Financial Times FT.com

South Africa’s Gordhan calls for tax crackdown

By Anjli Raval in London

Published: November 9 2009 18:50 | Last updated: November 9 2009 18:50

Pravin Gordhan, South African finance minister, has called for a crackdown on tax avoidance and evasion by multinational corporations, arguing the use of such tactics is draining essential revenues from developing countries.

Addressing a British House of Commons committee on Monday, Mr Gordhan deplored the current “catch me if you can attitude” of multinational companies. He warned that the global community needed to introduce more consistent and effective taxation systems.

The issues of transparency and taxation are attracting growing international interest from Western countries facing a growing fiscal squeeze and needing to raise additional revenues as a result of the economic crisis.

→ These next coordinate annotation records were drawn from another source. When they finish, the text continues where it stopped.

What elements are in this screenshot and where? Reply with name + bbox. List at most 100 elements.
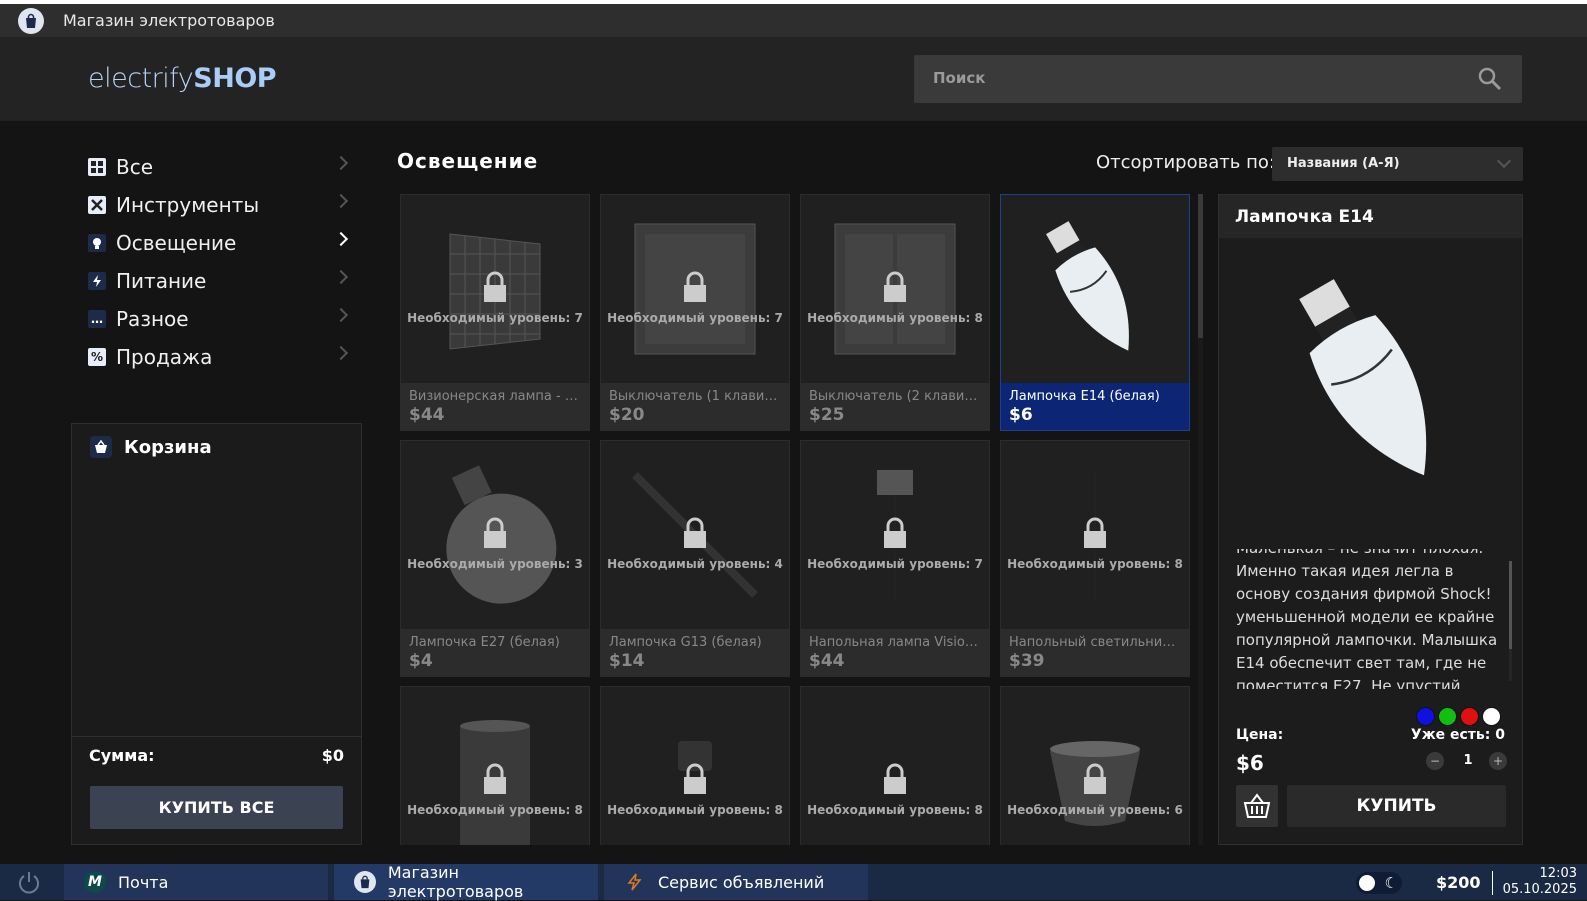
required-level: Необходимый уровень: 6	[1007, 803, 1183, 817]
clock: 12:03 05.10.2025	[1503, 866, 1577, 898]
product-card[interactable]: Необходимый уровень: 6	[1000, 686, 1190, 845]
product-detail-panel: Лампочка E14 Маленькая – не значит плоха…	[1218, 194, 1523, 845]
required-level: Необходимый уровень: 7	[807, 557, 983, 571]
product-footer: Выключатель (2 клавиши) $25	[801, 383, 989, 430]
quantity-value[interactable]: 1	[1462, 753, 1474, 768]
color-swatch-green[interactable]	[1438, 707, 1457, 726]
category-label: Все	[116, 155, 154, 179]
product-card[interactable]: Необходимый уровень: 8 Напольный светиль…	[1000, 440, 1190, 677]
description-scrollbar[interactable]	[1509, 561, 1512, 681]
price-label: Цена:	[1236, 727, 1284, 743]
product-name: Лампочка E27 (белая)	[409, 635, 560, 650]
add-to-cart-button[interactable]	[1236, 785, 1278, 827]
lock-icon	[484, 517, 506, 548]
lock-icon	[1084, 517, 1106, 548]
color-swatch-blue[interactable]	[1416, 707, 1435, 726]
divider	[72, 736, 361, 737]
grid-icon	[88, 158, 106, 176]
grid-scrollbar[interactable]	[1198, 194, 1203, 845]
category-label: Инструменты	[116, 193, 260, 217]
taskbar-label: Магазин электротоваров	[387, 863, 524, 901]
product-name: Выключатель (1 клавиша)	[609, 389, 781, 404]
category-tools[interactable]: Инструменты	[88, 186, 358, 224]
product-price: $44	[809, 651, 845, 671]
cart-sum-value: $0	[321, 746, 344, 765]
scrollbar-thumb[interactable]	[1198, 194, 1203, 338]
category-list: Все Инструменты Освещение Питание … Разн…	[88, 148, 358, 376]
decrement-button[interactable]: −	[1426, 752, 1444, 770]
required-level: Необходимый уровень: 8	[807, 311, 983, 325]
taskbar-item-mail[interactable]: M Почта	[64, 864, 328, 900]
product-card[interactable]: Необходимый уровень: 7 Визионерская ламп…	[400, 194, 590, 431]
basket-icon	[1243, 793, 1271, 818]
owned-count: Уже есть: 0	[1410, 727, 1505, 743]
product-card[interactable]: Необходимый уровень: 7 Выключатель (1 кл…	[600, 194, 790, 431]
required-level: Необходимый уровень: 8	[1007, 557, 1183, 571]
product-card[interactable]: Необходимый уровень: 3 Лампочка E27 (бел…	[400, 440, 590, 677]
product-card[interactable]: Необходимый уровень: 7 Напольная лампа V…	[800, 440, 990, 677]
search-input[interactable]: Поиск	[914, 55, 1522, 103]
shop-bag-icon	[354, 871, 376, 893]
product-name: Выключатель (2 клавиши)	[809, 389, 981, 404]
balance: $200	[1436, 873, 1481, 892]
required-level: Необходимый уровень: 8	[407, 803, 583, 817]
chevron-right-icon	[333, 231, 349, 247]
detail-title: Лампочка E14	[1235, 207, 1374, 227]
cart-sum-label: Сумма:	[89, 746, 155, 765]
logo-part2: SHOP	[193, 63, 277, 94]
category-misc[interactable]: … Разное	[88, 300, 358, 338]
category-lighting[interactable]: Освещение	[88, 224, 358, 262]
taskbar-item-ads[interactable]: Сервис объявлений	[604, 864, 868, 900]
increment-button[interactable]: +	[1489, 752, 1507, 770]
product-name: Напольная лампа Visiona...	[809, 635, 981, 650]
search-icon[interactable]	[1478, 67, 1502, 91]
logo-part1: electrify	[88, 63, 194, 94]
required-level: Необходимый уровень: 8	[607, 803, 783, 817]
required-level: Необходимый уровень: 4	[607, 557, 783, 571]
color-swatch-white[interactable]	[1482, 707, 1501, 726]
category-sale[interactable]: % Продажа	[88, 338, 358, 376]
product-card[interactable]: Необходимый уровень: 8 Выключатель (2 кл…	[800, 194, 990, 431]
lock-icon	[1084, 763, 1106, 794]
category-all[interactable]: Все	[88, 148, 358, 186]
product-footer: Лампочка E14 (белая) $6	[1001, 383, 1189, 430]
category-label: Освещение	[116, 231, 237, 255]
chevron-right-icon	[333, 155, 349, 171]
sort-select[interactable]: Названия (А-Я)	[1272, 147, 1523, 181]
product-card[interactable]: Необходимый уровень: 8	[400, 686, 590, 845]
clock-time: 12:03	[1539, 866, 1577, 881]
lock-icon	[884, 763, 906, 794]
taskbar-item-shop[interactable]: Магазин электротоваров	[334, 863, 598, 901]
chevron-right-icon	[333, 307, 349, 323]
color-swatch-red[interactable]	[1460, 707, 1479, 726]
buy-all-button[interactable]: КУПИТЬ ВСЕ	[90, 786, 343, 829]
chevron-right-icon	[333, 345, 349, 361]
lock-icon	[684, 271, 706, 302]
sort-value: Названия (А-Я)	[1287, 156, 1400, 171]
shop-logo[interactable]: electrifySHOP	[88, 63, 277, 94]
dots-icon: …	[88, 310, 106, 328]
category-power[interactable]: Питание	[88, 262, 358, 300]
chevron-right-icon	[333, 193, 349, 209]
product-name: Лампочка G13 (белая)	[609, 635, 762, 650]
product-price: $25	[809, 405, 845, 425]
product-footer: Напольная лампа Visiona... $44	[801, 629, 989, 676]
theme-toggle[interactable]: ☾	[1356, 872, 1402, 894]
detail-product-image	[1299, 279, 1427, 476]
taskbar-label: Сервис объявлений	[658, 872, 825, 892]
buy-button[interactable]: КУПИТЬ	[1287, 785, 1506, 827]
lock-icon	[484, 763, 506, 794]
power-icon[interactable]	[16, 870, 42, 896]
product-card[interactable]: Необходимый уровень: 4 Лампочка G13 (бел…	[600, 440, 790, 677]
mail-icon: M	[84, 871, 106, 893]
shop-bag-icon	[18, 7, 44, 34]
scrollbar-thumb[interactable]	[1509, 561, 1512, 649]
moon-icon: ☾	[1384, 874, 1398, 892]
detail-price: $6	[1236, 751, 1264, 775]
clock-date: 05.10.2025	[1502, 882, 1577, 897]
product-card[interactable]: Необходимый уровень: 8	[600, 686, 790, 845]
product-card[interactable]: Необходимый уровень: 8	[800, 686, 990, 845]
required-level: Необходимый уровень: 7	[407, 311, 583, 325]
product-card-selected[interactable]: Лампочка E14 (белая) $6	[1000, 194, 1190, 431]
quantity-stepper: − 1 +	[1426, 752, 1509, 770]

Over the weekend, finance ministers from the Group of 20 who met in St Andrews in Scotland welcomed progress towards a multilateral tax information exchange agreement being promoted by the Organisation for Economic Cooperation and Development and other bodies.

The UK is now also supporting moves towards “country-by-country” financial reporting for multinationals in an effort to prevent companies from shifting reporter revenues to avoid taxes.

Stephen Timms, financial secretary to the UK treasury, told the House of Commons meeting on Monday that the UK was backing this “country-by-country” reform because it could bring greater clarity into how companies operate in developing countries.

According to Tax Justice Network a NGO which promotes transparency in international finance, about one third of total global assets are beyond the reach of effective taxation and over half of all world trade passes through tax havens. They estimate that about $11,500bn is held by individuals in offshore accounts.

Mr Gordhan yesterday argued that tax evasion and aggressive tax avoidance, or legal efforts to reduce tax bills, drains developing countries of essential revenue needed to assert their “fiscal sovereignty, [which is an] indispensable part of nation-building”.

He said that there was a “direct relationship” between an increase in tax revenues in developing countries and the creation of the sort of sustainable institutional infrastructure essential for good governance. In recent years, South Africa has increased its tax revenues to almost 29 per cent of GDP, helping the country to cut its deficit. However, most of that improvement has come around as a result of domestic tax reform, rather than clamping down on cross border activity.

The UK Treasury recently issued a report by Sir Michael Foot, a former director of the Bank of England, which called on British offshore financial centres to abide by international regulations.

These include standards on tax information exchange, financial regulation, anti-money laundering and countering the financing of terrorism, as well as ensuring, they put their public finances on a firmer footing by diversifying their tax bases. However such transparency measures are largely opposed by business, in part because of the compliance burden.